Semasih menjadi ASN di Jembrana, Jero Mangku Lanus Sumatra aktif sebagai penggerak jika ada event seni budaya. Apalagi kepiawaiannya mahir berbahasa Inggris, pamangku ini lebih leluasa mengeksplor talenta dengan banyak pihak, terutama orang asing. Kepiawaian berbahasa Inggris didapatkannya karena hobi. Hobi ini difasihkan lagi dengan menempuh pendidikan diploma bidang perhotelan dan guiding. Makanya ketika ada event kesenian di gumi makepung, Jembrana, dirinya  sering berperan menjadi komentator berbahasa Inggris. “Saya terjun saja langsung, tujuannya biar masyarakat yang hadir mengetahui arti dari kegiatan yang kami buat, biar tidak hanya sekadar,” katanya enerjik.

Bagi Jero Mangku, kesukaan pada dunia seni karena suka mempelajari antropologi.
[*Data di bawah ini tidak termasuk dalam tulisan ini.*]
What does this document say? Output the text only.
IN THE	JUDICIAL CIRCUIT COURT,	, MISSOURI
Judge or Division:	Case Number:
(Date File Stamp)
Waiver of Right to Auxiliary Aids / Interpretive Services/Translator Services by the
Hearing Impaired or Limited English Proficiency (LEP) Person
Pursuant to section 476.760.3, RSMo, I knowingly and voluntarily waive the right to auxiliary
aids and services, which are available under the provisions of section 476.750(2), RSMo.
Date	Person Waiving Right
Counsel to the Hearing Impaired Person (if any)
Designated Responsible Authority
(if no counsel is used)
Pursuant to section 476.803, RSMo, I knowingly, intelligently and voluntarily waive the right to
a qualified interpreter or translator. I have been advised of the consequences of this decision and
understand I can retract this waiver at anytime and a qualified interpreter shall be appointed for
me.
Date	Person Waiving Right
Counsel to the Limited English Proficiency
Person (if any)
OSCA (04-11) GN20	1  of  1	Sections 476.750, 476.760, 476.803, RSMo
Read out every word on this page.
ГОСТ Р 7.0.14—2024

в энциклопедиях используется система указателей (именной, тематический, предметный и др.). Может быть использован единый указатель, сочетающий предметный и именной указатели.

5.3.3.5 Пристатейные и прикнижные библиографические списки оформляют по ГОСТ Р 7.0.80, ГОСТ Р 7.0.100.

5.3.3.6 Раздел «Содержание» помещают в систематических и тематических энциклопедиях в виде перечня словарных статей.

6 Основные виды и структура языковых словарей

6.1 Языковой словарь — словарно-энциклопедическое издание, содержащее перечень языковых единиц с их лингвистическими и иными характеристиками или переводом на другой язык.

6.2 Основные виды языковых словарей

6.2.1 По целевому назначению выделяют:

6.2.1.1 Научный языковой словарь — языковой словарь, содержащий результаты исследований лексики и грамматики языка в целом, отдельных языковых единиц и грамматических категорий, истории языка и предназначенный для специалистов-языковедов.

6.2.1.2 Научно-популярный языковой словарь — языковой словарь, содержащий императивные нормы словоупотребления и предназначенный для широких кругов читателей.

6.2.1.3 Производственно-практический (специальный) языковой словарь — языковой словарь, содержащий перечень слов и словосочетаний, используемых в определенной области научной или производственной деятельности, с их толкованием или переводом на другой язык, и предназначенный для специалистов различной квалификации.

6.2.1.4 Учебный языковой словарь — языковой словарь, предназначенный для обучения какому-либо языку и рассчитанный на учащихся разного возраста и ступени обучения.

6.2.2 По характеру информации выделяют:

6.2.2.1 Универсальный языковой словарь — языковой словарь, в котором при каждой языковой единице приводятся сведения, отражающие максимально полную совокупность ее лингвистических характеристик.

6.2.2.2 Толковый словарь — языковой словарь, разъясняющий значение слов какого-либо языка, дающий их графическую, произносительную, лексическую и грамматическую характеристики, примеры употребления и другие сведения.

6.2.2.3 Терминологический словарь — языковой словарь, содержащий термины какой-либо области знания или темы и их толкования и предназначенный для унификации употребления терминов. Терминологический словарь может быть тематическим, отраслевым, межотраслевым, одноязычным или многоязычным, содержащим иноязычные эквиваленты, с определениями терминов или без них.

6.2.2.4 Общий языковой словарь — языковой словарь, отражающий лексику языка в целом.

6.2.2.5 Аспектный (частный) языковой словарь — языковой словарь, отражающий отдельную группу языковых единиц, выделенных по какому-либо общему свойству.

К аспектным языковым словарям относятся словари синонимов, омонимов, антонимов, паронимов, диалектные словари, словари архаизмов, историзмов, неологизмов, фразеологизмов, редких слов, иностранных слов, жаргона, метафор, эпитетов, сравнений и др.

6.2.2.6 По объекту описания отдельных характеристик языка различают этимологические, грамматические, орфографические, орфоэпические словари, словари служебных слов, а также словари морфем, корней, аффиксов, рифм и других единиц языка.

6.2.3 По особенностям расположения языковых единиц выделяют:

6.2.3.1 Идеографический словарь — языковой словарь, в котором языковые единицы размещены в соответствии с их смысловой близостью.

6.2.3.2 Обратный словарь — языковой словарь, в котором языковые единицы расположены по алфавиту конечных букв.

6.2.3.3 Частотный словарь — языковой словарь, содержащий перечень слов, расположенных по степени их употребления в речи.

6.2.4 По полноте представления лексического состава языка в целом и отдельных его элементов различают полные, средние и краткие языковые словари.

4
Menurutnya, antropologi bisa masuk dalam segenap aspek kehidupan manusia. “Kalau hobi seni itu mengalir saja. Mungkin secara psikologi jadi gemar mempelajari ilmu antropologi,” terang laki-laki kelahiran 12 Maret 1954 ini.

Kini dengan menyandang status sebagai pinandita, dia ingin mengabdikan sisa hidupnya untuk beryadnya. Jero Mangku mengaku mendapatkan ‘mandat’ untuk ngayah jadi pamangku karena atas sabda alam. Karena awalnya, Jero Mangku menderita sakit saraf kejepit, hampir dirasakan selama 6 bulan. Selama itu, dia tidak bisa berkaktivitas normal, karena kakinya tak bisa digerakkan, mirip orang lumpuh. Hingga akhirnya dia bersama keluarganya memilih berobat secara nonmedis. Di enam tempat paranormal yang didatangi, sebagian besar menyebutkan dirinya tak sakit. Namun cara sembuhnya harus dengan ngayah.

Namun sebelum itu, dia sempat memiliki perasaan aneh, sering bermimpi, antara lain mimpi dimandikan 11 pendeta. “Biar tidak dibilang ngae-ngae (buat-buat) jadi pamangku. Ini tentu karena sabda alam saja,” jelas pamangku yang sempat jadi kurator beberapa event seni di Bali dan Jawa ini.

Terkait pariwisata Bali, jelas Jero Mangku, Bali harus dijaga sesuai dengan karakternya. Jangan sampai diubah  hingga menghilangkan ciri khas Bali itu sendiri. “Intinya Bali harus langgeng dengan host and guest yang khas,” pesannya.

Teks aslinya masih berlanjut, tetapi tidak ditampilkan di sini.